Wednesday, April 14, 2010

Happy Spring!

Every year growing up, my mom made Easter bread, or Spring bread.  So, carrying on with tradition, I have made this bread every year.  It is more and more fun as the girls get older.  This year,  I used a new recipe that I have come to LOVE and we used gel food coloring, so the colors are much more vibrant instead of pastel.  It's really simple to make, though a little time consuming.  First make the bread.  Here's the recipe:

WHITE BREAD


2 cups very warm water
¼ cup sugar
4 ½ tsp yeast
½ cup oil
2 ½ tsp salt
5-6 cups bread flour
3 Tbs gluten
Food coloring (for spring bread)

Proof yeast in water and sugar. (If you don't know what it means to proof yeast, combine your water and sugar in a mixing bowl and sprinkle in yeast.  Mix together and let sit until yeast becomes very bubbly, foamy, or whatever you want to call it.  Once it is that way, continue with the recipe.  If it never gets to that foamy point after 10 minutes, then your yeast is bad.  Don't waste the rest of the ingredients on bad yeast.)  Add oil, salt, 4 cups flour, and gluten. Add more flour as needed until dough is soft but not too sticky.  Knead slowly for 2 minutes in between flour additions.  Spray bowl and place dough in it, turning to coat. Cover and let rise until double. Punch down, shape into loaves, and place in greased loaf pans. Bake at 325°F for 40 minutes or until golden brown on top and sides. Remove from pans and let cool on wire racks. 
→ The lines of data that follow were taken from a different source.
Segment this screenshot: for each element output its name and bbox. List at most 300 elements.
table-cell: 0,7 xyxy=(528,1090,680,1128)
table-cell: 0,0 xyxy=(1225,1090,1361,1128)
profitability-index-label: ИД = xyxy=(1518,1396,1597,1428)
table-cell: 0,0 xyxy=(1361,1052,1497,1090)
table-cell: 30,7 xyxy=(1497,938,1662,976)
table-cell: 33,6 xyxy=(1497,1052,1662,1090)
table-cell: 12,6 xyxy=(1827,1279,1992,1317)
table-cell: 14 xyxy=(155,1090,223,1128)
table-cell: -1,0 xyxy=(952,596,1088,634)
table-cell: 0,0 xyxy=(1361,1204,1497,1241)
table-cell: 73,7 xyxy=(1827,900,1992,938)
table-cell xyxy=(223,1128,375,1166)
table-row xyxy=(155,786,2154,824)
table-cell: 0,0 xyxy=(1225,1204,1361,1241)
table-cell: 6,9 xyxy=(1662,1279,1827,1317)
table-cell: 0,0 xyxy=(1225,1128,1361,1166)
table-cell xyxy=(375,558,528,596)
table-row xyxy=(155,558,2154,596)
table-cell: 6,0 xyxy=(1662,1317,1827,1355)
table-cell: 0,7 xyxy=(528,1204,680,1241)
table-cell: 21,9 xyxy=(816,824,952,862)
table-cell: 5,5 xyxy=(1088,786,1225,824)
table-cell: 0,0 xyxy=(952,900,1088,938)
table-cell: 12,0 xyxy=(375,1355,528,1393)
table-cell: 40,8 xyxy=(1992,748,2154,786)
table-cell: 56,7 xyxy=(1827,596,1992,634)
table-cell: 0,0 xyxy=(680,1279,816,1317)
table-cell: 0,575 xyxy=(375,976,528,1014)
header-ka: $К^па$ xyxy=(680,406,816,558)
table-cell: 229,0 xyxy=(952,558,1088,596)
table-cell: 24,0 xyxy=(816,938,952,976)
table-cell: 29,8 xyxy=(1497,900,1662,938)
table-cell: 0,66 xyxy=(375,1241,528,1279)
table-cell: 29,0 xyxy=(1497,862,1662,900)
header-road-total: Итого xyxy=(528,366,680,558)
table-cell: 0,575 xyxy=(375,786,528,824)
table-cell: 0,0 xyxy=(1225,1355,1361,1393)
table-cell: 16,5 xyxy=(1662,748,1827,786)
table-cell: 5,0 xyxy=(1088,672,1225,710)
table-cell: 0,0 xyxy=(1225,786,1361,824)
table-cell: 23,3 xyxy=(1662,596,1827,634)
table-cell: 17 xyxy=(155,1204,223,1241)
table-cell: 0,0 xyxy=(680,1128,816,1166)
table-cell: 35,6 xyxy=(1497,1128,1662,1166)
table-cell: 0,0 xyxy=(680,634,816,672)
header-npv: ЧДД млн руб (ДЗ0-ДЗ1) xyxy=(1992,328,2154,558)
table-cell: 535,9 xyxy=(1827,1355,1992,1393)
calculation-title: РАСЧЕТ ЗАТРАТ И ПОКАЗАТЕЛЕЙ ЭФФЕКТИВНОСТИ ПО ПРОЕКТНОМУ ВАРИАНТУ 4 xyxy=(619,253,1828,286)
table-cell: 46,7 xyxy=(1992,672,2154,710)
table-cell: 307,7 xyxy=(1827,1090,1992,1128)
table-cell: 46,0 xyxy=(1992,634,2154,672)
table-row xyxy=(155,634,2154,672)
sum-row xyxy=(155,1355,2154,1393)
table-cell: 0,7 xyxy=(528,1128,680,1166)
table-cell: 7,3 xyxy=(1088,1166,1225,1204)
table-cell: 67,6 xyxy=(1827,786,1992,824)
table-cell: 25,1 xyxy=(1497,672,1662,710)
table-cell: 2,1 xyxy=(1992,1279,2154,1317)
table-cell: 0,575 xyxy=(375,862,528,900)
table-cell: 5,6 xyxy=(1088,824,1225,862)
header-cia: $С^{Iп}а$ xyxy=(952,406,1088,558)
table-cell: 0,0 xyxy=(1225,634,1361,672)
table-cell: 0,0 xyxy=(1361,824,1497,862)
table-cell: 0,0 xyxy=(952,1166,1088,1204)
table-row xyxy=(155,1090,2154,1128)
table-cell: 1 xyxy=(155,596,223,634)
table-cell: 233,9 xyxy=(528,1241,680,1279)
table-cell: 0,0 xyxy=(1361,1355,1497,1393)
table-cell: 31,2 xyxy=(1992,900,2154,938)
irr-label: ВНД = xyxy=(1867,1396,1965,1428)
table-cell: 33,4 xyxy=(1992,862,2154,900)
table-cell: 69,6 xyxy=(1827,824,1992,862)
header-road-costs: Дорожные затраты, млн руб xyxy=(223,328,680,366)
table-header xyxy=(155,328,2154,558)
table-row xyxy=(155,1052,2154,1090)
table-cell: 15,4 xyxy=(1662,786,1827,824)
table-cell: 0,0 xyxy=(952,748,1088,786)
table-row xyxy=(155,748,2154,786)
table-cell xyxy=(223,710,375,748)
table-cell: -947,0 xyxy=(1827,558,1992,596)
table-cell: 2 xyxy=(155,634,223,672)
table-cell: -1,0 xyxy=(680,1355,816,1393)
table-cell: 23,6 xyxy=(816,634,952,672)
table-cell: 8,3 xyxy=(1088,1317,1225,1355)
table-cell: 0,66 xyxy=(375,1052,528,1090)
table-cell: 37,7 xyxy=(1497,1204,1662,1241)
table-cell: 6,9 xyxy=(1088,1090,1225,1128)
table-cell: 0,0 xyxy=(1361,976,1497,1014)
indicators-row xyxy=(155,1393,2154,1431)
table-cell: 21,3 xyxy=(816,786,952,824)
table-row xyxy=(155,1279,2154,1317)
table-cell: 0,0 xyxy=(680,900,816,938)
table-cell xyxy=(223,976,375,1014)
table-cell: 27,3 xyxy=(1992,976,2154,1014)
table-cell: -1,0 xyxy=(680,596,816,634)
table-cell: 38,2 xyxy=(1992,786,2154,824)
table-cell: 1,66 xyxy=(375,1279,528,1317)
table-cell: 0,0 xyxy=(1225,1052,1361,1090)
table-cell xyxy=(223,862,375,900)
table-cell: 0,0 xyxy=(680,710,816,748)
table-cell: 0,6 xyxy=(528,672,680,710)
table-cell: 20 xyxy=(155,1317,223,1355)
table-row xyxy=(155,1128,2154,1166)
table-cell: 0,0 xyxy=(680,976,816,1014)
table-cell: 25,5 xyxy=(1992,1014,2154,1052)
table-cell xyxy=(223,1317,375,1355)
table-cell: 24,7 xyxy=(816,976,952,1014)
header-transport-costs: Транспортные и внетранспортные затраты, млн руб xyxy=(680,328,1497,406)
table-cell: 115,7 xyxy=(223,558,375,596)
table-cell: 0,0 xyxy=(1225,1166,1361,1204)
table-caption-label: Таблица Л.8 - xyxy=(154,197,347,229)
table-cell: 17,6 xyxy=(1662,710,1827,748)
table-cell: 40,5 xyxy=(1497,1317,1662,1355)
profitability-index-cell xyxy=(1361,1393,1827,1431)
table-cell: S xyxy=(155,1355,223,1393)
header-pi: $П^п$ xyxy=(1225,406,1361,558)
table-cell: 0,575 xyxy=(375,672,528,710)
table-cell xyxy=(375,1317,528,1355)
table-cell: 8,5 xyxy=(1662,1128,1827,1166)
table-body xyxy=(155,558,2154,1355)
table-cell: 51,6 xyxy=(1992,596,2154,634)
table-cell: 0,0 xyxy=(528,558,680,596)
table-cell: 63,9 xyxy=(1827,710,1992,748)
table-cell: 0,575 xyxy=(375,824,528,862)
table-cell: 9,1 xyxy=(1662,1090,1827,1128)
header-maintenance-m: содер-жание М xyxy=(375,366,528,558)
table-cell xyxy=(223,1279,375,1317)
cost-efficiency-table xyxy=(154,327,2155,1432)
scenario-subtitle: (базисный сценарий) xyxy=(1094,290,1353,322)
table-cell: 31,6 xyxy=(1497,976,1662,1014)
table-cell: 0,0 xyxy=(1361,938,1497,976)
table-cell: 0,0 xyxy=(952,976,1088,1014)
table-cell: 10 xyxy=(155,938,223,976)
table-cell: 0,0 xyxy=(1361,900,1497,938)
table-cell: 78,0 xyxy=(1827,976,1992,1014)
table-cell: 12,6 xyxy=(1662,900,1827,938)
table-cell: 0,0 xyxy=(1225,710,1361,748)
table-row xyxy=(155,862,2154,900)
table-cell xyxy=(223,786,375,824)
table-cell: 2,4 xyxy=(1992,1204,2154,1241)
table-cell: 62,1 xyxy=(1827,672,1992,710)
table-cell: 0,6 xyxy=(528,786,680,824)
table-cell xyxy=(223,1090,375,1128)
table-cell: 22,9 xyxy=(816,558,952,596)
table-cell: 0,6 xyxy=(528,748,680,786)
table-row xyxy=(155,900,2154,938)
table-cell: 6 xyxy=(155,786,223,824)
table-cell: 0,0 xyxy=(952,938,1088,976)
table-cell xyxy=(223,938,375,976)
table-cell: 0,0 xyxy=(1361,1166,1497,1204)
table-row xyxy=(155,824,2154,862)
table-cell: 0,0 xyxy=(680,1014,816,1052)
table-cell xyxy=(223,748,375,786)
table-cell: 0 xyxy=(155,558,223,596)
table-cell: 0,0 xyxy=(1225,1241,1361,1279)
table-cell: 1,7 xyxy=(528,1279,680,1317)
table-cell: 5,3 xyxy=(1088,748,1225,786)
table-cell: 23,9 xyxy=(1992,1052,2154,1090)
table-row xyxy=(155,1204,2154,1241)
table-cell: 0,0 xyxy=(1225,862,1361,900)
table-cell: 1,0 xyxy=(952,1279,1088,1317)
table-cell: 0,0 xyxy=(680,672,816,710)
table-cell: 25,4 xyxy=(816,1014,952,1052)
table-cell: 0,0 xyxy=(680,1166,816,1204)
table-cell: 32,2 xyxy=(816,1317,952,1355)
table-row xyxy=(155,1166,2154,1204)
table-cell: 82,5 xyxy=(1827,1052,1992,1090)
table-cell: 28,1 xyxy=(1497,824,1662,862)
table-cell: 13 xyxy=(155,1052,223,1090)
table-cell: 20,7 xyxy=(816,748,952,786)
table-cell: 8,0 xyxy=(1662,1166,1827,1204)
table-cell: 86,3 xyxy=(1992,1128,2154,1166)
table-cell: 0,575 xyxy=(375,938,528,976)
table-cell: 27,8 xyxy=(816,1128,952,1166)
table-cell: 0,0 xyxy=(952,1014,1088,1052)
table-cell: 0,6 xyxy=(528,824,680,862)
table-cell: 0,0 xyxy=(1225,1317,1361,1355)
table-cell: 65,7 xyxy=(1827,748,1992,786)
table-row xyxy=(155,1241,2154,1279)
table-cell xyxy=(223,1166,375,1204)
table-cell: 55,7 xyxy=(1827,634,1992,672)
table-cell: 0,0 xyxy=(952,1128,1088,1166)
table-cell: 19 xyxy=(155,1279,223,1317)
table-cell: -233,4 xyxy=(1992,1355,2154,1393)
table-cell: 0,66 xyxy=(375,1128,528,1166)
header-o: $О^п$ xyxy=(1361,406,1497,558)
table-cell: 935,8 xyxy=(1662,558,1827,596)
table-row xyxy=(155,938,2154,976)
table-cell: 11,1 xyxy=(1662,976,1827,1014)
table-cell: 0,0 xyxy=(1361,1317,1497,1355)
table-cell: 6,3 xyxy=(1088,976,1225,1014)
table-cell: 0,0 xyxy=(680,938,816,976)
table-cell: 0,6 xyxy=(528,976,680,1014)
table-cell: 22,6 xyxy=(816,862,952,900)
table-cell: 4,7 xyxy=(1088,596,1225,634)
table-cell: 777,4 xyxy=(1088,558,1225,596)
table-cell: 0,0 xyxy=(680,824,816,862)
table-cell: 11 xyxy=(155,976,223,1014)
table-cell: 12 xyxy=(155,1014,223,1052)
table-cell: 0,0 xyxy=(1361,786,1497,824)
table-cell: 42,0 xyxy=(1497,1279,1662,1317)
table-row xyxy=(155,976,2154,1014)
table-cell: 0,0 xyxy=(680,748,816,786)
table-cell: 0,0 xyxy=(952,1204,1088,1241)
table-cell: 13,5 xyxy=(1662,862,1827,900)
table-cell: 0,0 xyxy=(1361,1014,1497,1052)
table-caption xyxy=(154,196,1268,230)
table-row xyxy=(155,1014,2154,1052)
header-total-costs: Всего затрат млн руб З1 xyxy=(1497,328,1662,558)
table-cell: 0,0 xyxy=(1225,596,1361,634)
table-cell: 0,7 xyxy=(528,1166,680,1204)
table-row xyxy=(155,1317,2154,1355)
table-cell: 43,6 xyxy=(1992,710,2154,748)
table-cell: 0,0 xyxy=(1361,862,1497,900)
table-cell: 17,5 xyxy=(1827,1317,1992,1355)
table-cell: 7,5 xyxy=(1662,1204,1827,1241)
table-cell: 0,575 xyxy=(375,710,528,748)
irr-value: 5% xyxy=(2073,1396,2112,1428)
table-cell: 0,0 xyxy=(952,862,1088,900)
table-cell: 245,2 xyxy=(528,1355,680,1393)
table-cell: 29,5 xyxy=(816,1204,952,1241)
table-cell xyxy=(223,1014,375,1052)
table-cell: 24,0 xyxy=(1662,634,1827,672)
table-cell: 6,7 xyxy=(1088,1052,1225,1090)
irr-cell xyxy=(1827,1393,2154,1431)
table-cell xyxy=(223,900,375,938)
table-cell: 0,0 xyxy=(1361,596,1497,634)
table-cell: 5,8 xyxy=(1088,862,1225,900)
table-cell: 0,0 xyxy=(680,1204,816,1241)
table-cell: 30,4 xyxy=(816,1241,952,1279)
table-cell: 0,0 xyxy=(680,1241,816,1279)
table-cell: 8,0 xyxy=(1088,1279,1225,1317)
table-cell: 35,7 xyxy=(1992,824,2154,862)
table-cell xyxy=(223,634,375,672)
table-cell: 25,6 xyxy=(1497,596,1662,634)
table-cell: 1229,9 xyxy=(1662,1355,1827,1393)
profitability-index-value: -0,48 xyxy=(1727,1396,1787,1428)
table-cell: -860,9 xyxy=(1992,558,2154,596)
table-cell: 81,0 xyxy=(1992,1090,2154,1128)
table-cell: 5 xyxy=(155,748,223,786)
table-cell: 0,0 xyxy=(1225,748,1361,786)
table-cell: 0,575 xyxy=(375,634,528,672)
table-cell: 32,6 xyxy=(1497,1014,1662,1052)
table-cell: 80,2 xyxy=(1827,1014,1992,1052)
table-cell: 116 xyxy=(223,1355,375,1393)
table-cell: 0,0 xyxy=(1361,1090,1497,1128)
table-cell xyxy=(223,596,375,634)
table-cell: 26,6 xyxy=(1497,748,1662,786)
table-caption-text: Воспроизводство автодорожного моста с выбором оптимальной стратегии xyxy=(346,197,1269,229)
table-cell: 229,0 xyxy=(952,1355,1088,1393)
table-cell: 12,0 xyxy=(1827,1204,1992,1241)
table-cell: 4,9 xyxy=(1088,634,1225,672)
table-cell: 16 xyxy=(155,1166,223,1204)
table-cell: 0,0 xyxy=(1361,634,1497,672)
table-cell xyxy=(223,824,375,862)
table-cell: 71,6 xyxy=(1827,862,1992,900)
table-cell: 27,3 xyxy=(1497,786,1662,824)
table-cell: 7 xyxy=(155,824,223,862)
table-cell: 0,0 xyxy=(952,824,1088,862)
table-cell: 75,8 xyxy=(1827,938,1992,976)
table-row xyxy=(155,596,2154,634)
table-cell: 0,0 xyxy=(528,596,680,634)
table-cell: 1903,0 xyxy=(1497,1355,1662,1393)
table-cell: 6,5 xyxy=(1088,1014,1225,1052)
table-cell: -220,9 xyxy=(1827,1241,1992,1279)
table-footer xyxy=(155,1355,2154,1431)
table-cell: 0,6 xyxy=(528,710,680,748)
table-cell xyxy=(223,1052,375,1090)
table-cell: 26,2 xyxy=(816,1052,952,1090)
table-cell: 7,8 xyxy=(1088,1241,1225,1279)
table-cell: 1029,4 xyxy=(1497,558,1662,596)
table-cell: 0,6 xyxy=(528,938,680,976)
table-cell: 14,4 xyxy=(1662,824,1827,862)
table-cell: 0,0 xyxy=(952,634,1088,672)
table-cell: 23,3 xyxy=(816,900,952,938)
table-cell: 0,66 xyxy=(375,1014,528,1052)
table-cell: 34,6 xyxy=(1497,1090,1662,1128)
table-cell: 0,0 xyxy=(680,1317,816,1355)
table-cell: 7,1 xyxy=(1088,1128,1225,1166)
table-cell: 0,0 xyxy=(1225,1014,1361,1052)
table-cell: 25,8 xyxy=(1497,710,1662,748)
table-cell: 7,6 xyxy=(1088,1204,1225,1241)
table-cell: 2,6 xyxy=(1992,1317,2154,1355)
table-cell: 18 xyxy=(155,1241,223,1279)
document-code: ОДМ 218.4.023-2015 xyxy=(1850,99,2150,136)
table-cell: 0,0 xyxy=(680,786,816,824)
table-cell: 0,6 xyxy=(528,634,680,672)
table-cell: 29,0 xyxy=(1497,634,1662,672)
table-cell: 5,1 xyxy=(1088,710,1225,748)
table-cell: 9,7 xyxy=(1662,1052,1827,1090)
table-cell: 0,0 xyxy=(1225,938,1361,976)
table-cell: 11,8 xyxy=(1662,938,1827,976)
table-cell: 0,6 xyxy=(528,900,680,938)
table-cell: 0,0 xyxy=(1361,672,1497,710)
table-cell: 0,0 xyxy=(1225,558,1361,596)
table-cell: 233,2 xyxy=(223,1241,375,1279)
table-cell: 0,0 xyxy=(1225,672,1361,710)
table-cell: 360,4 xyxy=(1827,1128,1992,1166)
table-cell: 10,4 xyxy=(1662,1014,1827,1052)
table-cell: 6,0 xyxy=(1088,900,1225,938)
Now, the debate.  Is bread flour necessary?  No.  You can do just fine with all-purpose flour.  However, if you want melt in your mouth deliciousness, use bread flour.  And for the secret ingredient, also use vital wheat gluten.  If you are using all-purpose flour, add one tablespoon gluten for every cup of flour you use.  Bread flour, on the other hand, already has gluten added to the flour, so you don't need as much.  However, I have found that adding a little more gluten to bread flour makes it extra special. 

I learned that when you are making bread, you want it to pull away from the sides but NOT the bottom after you've added your flour.  Slowly add the flour a half cup at a time and let it knead for 2 minutes in between each addition.  If there is not enough flour, after a little bit of kneading, it will start sticking to the sides again.  So you can add a little more.  But if you just keep dumping flour in, you will end up adding too much and the dough will either be tough or dry.  Almost all bread is delicious right out of the oven, but the goal is to have it delicious a couple days later...if it lasts that long.  The texture of this bread should be the most lucious thing you have ever felt, very elastic.

Now, to make it colored bread, you can either add the dye to the water/yeast mixture or you can knead it in after.  If you add it to the water, you will have enough dough to make 3 loaves of just that color.  So you'd have to make additional batches for the other colors, potentially ending up with enough dough to make 18 loaves of bread.  I don't know about you, but I didn't want to make that much bread.  So I made two batches, broke them into 6 separate balls and added my dye to each ball.  Kneading in the colors took a lot of elbow grease and time, but it was worth not having to make that many batches.  Do what you want.

Now, to make the bread.  I divided each color into four equal shaped balls.  Roll out one ball of each color into a long snake. 

 Next you press the tops of the snakes together.
Now, start braiding.  In the above example, take the red one, over the green, under the purple, over the yellow, under the pink, and over the blue. 
Continue doing this, making sure to scoot the color you are braiding in all the way against the one above it so the braid is tight.

When you are finished, tuck the ends together. 

Usually, the loaf ends up being longer than your pan.  So you have a few choices.  You can squish it into your pan.  It doesn't end up as pretty, but you'll have more bread per loaf.  Or you can fold it in half on top of itself.  I think it makes it too big, but maybe you want that.  What I did was cut off the part that was too long and put it in other pans, since I have 3 different sized pans.  That worked well for me.  But you can decide what you want to do and it WILL work!!

Now, bake it at 325 degrees for 40 minutes and take the loaves out of the pans immediately.  All bread is best right out of the oven, so go ahead and have some!

If you don't want to make colored bread, just use the above recipe for the best white bread you've ever had.

Now, you'll need the recipe for the best strawberry mango jam ever made.  Ahh...pure deliciousness.

5 comments:

Shelly said...

Thank you! I remember your mom making that for Seminary and it took years before I figured out how she got the colors in the bread. I'm excited to make it!

Nikki said...

I will have to try this. The girls will love it. Hope all is well with you.

Carrie Allen said...

Wow Cheri. That's all there is to say!

Petersen Palace said...

Cheri you are seriously amazing.

kentfamilytimes said...

Cheri,

I am making this bread today with Lacey, my 4 girls and 6 nieces. Thank you for sharing the recipe. Love ya oodles and miss you!